On average, patients were logged in to the IEP for 2 h/mo, as indicated by the provider who maintains the IEP. The peak flow protocol section, the patient chat room, and the asthma adventure game were the most widely used modules.
The positive impact of the SPMP is fortified by the additional IEP as demonstrated in several outcome measures, including morbidity costs savings, QoL, absenteeism from school, number of asthma-related emergencies, and use of short-acting (3-agonists. Our subgroup analysis demonstrates that, within 1 year, morbidity cost savings exceed the intervention costs in patients who belong to risk groups (benefit-cost ratio > 1). Similar findings that reflect the influence of target population characteristics on the results can be found for other asthma education programs in the literature. this
Unsurprisingly, PEF increased significantly in our growing children in all three groups over time. Presumably, sample size was not big enough to detect any statistically differences in PEF gain between groups if there were any. At study entry, we observed minor impairment in lung function as measured by the FEV1. We did not observe any significant improvements in FEV1 values in the course of the investigation in any of the groups.

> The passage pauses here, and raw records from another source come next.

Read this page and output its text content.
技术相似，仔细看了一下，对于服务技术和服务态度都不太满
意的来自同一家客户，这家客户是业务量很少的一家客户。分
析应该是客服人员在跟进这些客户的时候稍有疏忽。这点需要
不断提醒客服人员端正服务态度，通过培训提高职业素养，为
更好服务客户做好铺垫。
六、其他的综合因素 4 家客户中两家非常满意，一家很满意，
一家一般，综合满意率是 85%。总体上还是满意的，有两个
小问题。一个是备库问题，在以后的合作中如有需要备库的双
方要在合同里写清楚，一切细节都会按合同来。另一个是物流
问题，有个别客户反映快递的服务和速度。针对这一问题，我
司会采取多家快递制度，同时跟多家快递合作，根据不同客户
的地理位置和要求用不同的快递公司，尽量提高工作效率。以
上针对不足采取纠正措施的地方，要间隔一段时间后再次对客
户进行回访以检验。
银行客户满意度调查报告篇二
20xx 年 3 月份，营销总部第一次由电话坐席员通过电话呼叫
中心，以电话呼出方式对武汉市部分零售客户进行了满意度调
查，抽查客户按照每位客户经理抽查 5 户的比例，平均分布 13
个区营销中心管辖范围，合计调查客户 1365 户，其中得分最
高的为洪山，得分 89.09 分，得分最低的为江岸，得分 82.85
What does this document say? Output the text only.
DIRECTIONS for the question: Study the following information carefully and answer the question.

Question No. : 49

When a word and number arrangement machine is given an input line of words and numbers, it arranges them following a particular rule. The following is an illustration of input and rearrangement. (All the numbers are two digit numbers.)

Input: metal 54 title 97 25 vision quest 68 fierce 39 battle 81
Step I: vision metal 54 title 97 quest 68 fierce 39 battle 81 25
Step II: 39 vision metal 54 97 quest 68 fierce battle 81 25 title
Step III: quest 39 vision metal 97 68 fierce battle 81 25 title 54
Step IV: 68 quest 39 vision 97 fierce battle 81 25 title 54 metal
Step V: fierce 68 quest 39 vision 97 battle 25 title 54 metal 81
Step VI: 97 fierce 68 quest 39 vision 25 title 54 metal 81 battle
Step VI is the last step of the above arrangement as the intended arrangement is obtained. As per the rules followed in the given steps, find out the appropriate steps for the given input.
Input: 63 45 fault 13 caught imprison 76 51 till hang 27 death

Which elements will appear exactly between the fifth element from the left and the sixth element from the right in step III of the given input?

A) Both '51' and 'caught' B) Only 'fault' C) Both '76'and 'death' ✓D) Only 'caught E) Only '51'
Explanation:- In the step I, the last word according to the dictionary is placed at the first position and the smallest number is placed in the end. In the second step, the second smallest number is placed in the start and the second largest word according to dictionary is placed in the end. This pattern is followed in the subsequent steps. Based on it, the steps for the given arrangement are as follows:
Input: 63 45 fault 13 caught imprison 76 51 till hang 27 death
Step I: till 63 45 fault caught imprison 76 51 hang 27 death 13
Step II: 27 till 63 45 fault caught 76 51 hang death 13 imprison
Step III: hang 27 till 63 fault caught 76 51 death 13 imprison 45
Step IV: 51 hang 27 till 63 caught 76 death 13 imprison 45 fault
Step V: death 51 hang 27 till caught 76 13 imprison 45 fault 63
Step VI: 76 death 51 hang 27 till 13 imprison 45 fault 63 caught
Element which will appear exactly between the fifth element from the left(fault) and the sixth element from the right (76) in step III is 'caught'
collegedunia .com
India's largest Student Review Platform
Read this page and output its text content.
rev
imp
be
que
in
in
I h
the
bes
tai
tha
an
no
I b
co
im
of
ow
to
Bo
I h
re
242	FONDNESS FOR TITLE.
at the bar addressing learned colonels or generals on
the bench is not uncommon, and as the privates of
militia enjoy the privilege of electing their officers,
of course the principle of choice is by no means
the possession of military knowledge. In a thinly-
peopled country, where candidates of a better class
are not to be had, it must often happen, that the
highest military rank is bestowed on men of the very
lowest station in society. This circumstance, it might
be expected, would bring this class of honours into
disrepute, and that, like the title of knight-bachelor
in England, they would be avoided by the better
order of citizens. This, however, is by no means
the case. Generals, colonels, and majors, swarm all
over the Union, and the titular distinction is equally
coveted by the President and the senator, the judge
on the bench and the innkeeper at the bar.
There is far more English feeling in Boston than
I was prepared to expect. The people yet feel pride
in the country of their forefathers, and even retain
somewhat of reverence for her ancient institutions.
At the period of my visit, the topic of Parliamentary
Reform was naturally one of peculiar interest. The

Since lung function (PEF, FEV1) has not been recorded continuously throughout the study, missing data prevent us from drawing conclusions of the effects of the patient education program on lung function. However, several aspects remain to be discussed, since particularities in the study design and the patient population might limit the general transferability of our findings. As far as patient characteristics are concerned, significantly more patients in the CG were male compared to the intervention groups. Moreover, lower initial morbidity costs in the CG and the dissimilar distribution of asthma severity degrees reflect a selection bias within the framework of the chosen naturalistic study design. As asthma severity is the main predictor of health-care costs, we have addressed this issue by weighting the group-specific costs according to the underlying distribution of asthma severity. This approach gave us a valid approximation for the primary study outcome.